Zara mengangguk samar.  Rasanya ingin kabur dari sosok asing yang terlihat mengancam itu.

“Jangan takut, aku nggak akan menyakitimu.  Benarkah malam ini kamu mau ketemu Jay?” Pria itu bersandar di pohon cemara dekat tempat duduk Zara, lalu menyalakan rokoknya.

“Betul, Anda siapa?” Zara bertanya tanpa menatap lawan bicaranya. Tangannya mengibaskan kepulan asap rokok yang menghampiri penciumannya.

“Hanya seorang teman yang juga ingin ketemu Jay.”

“Oh ya.”

“Tapi, aku nggak akan menampakan diri.  Biar jadi kejutan.  Lihatlah, dia sudah datang!”  Pria bertopi kanvas menghilang dalam kegelapan.

“Zara...aku rindu kamu.”  Jay membentangkan sepasang lengannya.  Zara pun membenamkan dirinya dalam pelukan Jay.

“Aku takut sekali Jay, ada cowok misterius yang mengaku temanmu,” kata Zara sambil menyandarkan kepalanya di dada Jay.

Jay merenggangkan pelukannya lalu meraih dagu kekasihnya.  “Tak ada seorang pun yang bisa menyakitimu selama aku ada di dekatmu.” 

“Oh Jay, betapa beruntungnya aku memilikimu.  Apa saja yang kamu lakukan selama kita tak bertemu?”  Zara mengajak Jay duduk di bangku semen.  Jemari mereka bertautan.

“Aku kuliah sambil berbisnis.  Lumayanlah, untuk tambahan uang saku.  Sekarang aku sedang melamar pekerjaan di beberapa perusahaan asing.”  Jay menunjukan sebuah amplop cokelat tebal ukuran folio.

“Kasih, aku bangga padamu.  Tentunya kamu berhasil lulus S2 dengan nilai bagus.” Zara menepuk pipi kekasihnya.

“Begitulah, Sayang.”  Jay meremas tangan Zara yang masih bertengger di pipinya.  Wajah mereka kian mendekat, bagai dua kutub magnet yang berbeda.  

“Angkat tangan!  Jatuhkan senjata anda!”  Sepasukan polisi tiba-tiba telah mengepung mereka. 

Zara ketakutan.  Sementara Jay menjatuhkan pistol yang tersimpan di balik jaketnya.  Polisi lantas meringkus Jay berikut amplop cokelat yang tadi ia tunjukan pada Zara.   Saat Zara akan diringkus, pria berambut gondrong muncul dari kegelapan.

“Perempuan ini nggak usah ditangkap, dia nggak bersalah!” kata si rambut gondrong.

Para polisi menurut.  Zara urung ditangkap.  Tapi, Jay yang malang digelandang dengan tangan terborgol.  Pemuda itu tampak pasrah.

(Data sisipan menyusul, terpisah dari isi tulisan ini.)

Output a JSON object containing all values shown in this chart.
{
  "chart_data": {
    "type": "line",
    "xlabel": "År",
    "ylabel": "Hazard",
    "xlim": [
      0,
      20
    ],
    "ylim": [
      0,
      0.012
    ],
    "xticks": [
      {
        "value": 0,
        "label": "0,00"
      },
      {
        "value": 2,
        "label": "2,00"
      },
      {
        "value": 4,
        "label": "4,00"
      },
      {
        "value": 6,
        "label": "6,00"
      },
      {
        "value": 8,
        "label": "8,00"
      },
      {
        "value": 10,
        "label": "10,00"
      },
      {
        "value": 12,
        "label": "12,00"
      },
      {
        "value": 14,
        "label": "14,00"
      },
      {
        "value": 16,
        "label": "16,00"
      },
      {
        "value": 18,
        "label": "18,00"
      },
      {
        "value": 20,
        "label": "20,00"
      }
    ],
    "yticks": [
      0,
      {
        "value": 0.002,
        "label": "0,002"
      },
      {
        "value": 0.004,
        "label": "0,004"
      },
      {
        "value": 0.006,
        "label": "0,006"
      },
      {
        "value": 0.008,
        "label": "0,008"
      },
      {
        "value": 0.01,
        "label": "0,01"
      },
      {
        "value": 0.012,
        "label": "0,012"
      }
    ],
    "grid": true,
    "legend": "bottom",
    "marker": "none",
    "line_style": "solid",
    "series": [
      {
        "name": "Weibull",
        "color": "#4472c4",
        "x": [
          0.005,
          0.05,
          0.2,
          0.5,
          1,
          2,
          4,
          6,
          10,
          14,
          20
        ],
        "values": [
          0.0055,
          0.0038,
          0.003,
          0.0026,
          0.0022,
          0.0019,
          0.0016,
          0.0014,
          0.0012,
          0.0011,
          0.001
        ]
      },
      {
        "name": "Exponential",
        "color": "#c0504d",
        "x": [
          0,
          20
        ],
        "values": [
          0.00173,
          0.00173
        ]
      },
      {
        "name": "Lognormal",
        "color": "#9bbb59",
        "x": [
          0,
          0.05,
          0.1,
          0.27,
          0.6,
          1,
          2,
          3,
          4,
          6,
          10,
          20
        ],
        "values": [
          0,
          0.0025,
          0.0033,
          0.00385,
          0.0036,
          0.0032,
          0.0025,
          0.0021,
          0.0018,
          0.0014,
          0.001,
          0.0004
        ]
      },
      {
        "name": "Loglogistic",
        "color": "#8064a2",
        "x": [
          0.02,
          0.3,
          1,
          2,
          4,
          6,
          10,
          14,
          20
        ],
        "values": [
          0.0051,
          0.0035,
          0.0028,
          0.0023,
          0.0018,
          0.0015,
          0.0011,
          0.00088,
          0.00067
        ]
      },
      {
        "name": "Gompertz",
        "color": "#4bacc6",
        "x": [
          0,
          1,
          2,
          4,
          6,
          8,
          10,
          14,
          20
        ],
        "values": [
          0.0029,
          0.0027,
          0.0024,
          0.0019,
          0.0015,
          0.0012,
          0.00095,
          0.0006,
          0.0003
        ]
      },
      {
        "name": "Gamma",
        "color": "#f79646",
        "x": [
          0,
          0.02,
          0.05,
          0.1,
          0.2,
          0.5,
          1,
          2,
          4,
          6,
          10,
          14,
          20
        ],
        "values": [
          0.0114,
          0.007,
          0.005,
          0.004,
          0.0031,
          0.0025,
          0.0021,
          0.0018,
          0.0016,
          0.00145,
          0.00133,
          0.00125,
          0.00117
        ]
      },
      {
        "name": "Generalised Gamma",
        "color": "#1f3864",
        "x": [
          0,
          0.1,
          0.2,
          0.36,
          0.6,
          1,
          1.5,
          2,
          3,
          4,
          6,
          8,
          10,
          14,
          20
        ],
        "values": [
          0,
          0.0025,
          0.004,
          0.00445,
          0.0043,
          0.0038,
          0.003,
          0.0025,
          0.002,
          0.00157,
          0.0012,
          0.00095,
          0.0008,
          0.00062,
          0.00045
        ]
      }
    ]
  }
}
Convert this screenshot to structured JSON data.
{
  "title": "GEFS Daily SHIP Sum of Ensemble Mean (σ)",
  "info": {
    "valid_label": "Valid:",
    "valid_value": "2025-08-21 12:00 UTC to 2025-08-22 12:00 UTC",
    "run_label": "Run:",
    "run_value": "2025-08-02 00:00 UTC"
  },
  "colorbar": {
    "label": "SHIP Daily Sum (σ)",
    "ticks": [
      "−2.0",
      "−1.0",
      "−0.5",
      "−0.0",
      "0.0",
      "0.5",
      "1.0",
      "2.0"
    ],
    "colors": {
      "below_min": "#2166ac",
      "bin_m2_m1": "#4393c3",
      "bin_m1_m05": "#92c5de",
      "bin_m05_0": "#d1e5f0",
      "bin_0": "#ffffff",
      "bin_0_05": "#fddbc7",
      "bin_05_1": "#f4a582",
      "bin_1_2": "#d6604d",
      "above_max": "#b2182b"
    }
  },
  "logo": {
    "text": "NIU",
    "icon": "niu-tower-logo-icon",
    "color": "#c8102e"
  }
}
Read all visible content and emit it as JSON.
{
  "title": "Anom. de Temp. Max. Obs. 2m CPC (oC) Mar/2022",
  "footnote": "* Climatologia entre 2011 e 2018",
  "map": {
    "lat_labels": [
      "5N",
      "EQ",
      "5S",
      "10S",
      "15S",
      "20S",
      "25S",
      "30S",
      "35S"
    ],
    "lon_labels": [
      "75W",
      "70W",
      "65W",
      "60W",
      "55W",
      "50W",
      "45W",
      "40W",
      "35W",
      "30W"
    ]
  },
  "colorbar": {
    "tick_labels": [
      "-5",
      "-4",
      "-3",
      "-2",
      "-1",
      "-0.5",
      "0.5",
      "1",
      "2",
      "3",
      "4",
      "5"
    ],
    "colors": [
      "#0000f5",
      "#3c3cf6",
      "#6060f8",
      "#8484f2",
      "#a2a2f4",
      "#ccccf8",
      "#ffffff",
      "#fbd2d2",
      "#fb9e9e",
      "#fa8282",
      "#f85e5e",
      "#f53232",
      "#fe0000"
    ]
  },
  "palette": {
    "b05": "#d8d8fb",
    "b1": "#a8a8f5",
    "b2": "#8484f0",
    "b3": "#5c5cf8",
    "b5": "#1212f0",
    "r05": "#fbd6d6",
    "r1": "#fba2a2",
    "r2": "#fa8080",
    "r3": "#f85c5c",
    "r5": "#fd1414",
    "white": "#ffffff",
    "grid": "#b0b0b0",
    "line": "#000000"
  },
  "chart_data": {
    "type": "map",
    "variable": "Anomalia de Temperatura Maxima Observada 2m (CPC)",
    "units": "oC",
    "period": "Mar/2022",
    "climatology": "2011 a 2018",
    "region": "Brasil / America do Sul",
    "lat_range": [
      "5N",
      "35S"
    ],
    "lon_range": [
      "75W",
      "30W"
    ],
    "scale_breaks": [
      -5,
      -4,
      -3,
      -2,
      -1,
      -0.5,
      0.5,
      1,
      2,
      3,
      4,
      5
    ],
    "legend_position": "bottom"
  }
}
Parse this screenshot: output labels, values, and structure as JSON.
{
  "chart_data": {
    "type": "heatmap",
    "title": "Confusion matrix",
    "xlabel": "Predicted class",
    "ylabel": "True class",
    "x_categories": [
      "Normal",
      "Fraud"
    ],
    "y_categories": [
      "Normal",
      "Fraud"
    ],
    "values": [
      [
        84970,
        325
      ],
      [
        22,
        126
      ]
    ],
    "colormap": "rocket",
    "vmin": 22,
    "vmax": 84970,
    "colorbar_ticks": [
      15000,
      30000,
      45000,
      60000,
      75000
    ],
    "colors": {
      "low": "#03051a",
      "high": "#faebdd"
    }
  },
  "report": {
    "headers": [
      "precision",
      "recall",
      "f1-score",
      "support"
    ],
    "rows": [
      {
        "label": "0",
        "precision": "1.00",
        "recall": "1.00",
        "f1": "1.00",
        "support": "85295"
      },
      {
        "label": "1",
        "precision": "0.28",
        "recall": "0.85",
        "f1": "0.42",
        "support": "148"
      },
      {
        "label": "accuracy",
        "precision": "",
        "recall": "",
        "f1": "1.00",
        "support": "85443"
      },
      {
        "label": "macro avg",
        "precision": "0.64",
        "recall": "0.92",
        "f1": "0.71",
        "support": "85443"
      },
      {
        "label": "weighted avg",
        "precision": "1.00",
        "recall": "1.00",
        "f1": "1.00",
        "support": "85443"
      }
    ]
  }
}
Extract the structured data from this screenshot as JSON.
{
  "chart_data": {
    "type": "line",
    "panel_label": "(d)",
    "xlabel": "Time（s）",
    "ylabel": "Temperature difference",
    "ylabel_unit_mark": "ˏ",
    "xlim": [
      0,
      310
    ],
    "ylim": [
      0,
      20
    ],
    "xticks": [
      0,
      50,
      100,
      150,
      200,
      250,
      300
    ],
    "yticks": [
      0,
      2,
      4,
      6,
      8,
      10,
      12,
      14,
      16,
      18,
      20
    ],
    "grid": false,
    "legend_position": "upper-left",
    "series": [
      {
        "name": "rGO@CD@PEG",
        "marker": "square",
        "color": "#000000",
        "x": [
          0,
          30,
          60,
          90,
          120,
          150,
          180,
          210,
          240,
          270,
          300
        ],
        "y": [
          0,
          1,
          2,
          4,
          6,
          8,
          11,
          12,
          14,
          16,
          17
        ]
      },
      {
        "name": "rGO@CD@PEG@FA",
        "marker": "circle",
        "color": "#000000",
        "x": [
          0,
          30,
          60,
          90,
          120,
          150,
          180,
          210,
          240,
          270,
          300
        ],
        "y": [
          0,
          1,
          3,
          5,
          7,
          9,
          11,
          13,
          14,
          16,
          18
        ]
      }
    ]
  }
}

“Zara, masihkah kau mencintainya?  Pemuda itu pembohong.   Dia nggak pernah lulus S2.  SMA saja nggak tamat kok. ”  Si gondrong berbicara dengan nada suara yang akrab di telinga Zara.

“Aldi?”

Sosok gondrong itu tertawa,  membuka wig dan mantel panjangnya, lalu duduk di sisi Zara.  “Zara, kamu memang gampang tertipu.”

“Mungkin aku bodoh.  Tapi cintaku tak akan beralih dari Jay.  Aku mencintainya apa adanya,” kata Zara dengan suara kering.

“Sekalipun dia udah punya isteri dan dua orang anak?”

Zara menatap Aldi dengan mulut separuh terbuka.  “Kamu punya bukti?”

 “Ini buktinya.” Aldi meletakkan setumpuk foto ukuran kartupos di sisi Zara. 

Melalui penerangan cahaya bulan biru, Zara mengamati lembar demi lembar foto itu.  Jay sedang menyetir mobil boks.  Jay berduaan dengan seorang pramuria berbusana minim.  Jay bersama wanita bermata sayu dan dua orang balita.   Jemari Zara gemetaran saat ia menatap foto terakhir.

“Dari mana kamu dapatkan foto-foto ini?”

“Dari para agen kami.  Jay adalah target operasi kami dua tahun terakhir ini.  Dia pengedar narkoba yang licin seperti belut.”

Zara menutup wajahnya dan mulai terisak.  “Tinggalkan aku seorang diri, Aldi!”

Aldi menghela napas berat seraya menatap iba  teman SMA-nya.  Zara, cinta sejati bukanlah ungkapan kata-kata manis.  Cinta sejati adalah rangkaian perbuatan nyata demi kebahagiaan sang pujaan hati.” 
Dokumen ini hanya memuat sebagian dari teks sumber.